Ainsi, en mai 1863, 20 délégués - dont 10 représentants de la Fédération du Michigan - se réunirent à Battle Creek pour organiser la Conférence Générale des Adventistes du Septième Jour « dans le but d'assurer l'unité et l'efficacité dans le travail, et promouvoir les intérêts généraux de la cause de la vérité, et perfectionner l'organisation des Adventistes du Septième Jour ».

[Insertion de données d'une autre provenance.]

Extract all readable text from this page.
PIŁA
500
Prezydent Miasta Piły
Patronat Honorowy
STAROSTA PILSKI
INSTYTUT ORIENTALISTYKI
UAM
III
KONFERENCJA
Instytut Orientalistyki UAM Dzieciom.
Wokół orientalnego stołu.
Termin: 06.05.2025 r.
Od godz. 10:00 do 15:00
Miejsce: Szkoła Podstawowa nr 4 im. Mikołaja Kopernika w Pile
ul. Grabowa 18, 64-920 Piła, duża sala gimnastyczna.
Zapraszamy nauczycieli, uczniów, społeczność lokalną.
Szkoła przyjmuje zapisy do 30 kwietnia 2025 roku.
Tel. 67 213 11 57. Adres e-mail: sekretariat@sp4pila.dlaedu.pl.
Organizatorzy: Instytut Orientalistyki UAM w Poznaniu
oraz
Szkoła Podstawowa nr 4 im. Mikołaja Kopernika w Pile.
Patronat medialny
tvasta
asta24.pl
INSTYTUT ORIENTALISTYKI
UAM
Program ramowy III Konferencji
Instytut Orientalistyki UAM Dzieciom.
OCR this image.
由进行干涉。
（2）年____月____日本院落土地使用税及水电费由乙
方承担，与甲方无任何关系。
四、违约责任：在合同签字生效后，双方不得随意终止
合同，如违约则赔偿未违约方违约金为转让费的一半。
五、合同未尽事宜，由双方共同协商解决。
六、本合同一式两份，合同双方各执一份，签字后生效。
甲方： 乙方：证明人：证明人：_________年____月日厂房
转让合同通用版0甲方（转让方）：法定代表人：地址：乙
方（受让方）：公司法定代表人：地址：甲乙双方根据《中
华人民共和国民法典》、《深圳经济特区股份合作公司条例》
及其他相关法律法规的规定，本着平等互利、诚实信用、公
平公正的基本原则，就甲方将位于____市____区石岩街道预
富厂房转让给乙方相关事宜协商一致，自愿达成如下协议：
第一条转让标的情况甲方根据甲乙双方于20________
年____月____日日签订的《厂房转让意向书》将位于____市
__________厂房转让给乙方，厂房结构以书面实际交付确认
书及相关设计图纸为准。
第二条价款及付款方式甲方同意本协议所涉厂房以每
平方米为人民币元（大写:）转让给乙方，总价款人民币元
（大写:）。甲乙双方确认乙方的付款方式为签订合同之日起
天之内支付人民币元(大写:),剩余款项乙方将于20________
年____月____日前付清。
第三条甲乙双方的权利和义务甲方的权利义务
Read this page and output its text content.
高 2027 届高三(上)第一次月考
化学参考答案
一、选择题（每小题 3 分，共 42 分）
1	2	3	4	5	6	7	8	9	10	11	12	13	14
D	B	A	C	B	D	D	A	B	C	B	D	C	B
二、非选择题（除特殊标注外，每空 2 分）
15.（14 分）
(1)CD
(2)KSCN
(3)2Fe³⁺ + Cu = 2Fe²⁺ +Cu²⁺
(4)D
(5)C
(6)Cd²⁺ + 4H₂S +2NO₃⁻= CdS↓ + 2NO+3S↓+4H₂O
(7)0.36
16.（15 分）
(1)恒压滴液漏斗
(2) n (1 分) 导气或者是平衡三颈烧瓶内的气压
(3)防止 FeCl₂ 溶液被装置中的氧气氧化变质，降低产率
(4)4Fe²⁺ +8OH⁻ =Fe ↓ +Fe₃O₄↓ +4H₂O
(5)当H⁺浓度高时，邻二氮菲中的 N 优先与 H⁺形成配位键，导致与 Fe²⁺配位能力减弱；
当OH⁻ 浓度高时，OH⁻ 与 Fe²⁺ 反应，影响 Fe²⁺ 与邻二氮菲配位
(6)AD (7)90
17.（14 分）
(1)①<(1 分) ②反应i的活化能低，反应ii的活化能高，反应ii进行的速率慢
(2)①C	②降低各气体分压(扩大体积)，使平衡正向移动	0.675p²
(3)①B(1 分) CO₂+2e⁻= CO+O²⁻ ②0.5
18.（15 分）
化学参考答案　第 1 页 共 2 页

Les délégués adoptèrent également une constitution, un modèle de constitution pour les fédérations d’Etats et élurent les 3 responsables principaux de la dénomination : le président, le secrétaire et le trésorier. Bien qu’élu à l'unanimité, James White refusa la présidence, craignant que le poste entacherait sa campagne pour une organisation comme étant une « opportunité calculée pour le pouvoir personnel », raconte Knight. Au lieu de cela, John Byington fut le premier président de l’Eglise.

Mais l'homme derrière l'établissement d'un cadre de prise de décision pour l'Eglise était déjà l'une de ses influences les plus puissantes. Knight explique que White avait introduit l'idée que si des actions et pratiques n’étaient pas « interdites par la Bible et ne violaient pas le bon sens », elles étaient légitimes. Ceci défiait l’interprétation strictement littérale de la Bible favorisée par les premiers adventistes.

« S’en tenir à une compréhension étroite aurait grandement paralysé l'Eglise alors qu’elle avançait avec le temps et la culture de l’époque », déclare Knight.

Avec une compréhension plus élargie et l’acceptation de la structure, l'Eglise deviendrait mieux équipée pour affiner son identité doctrinale et organiser la mission.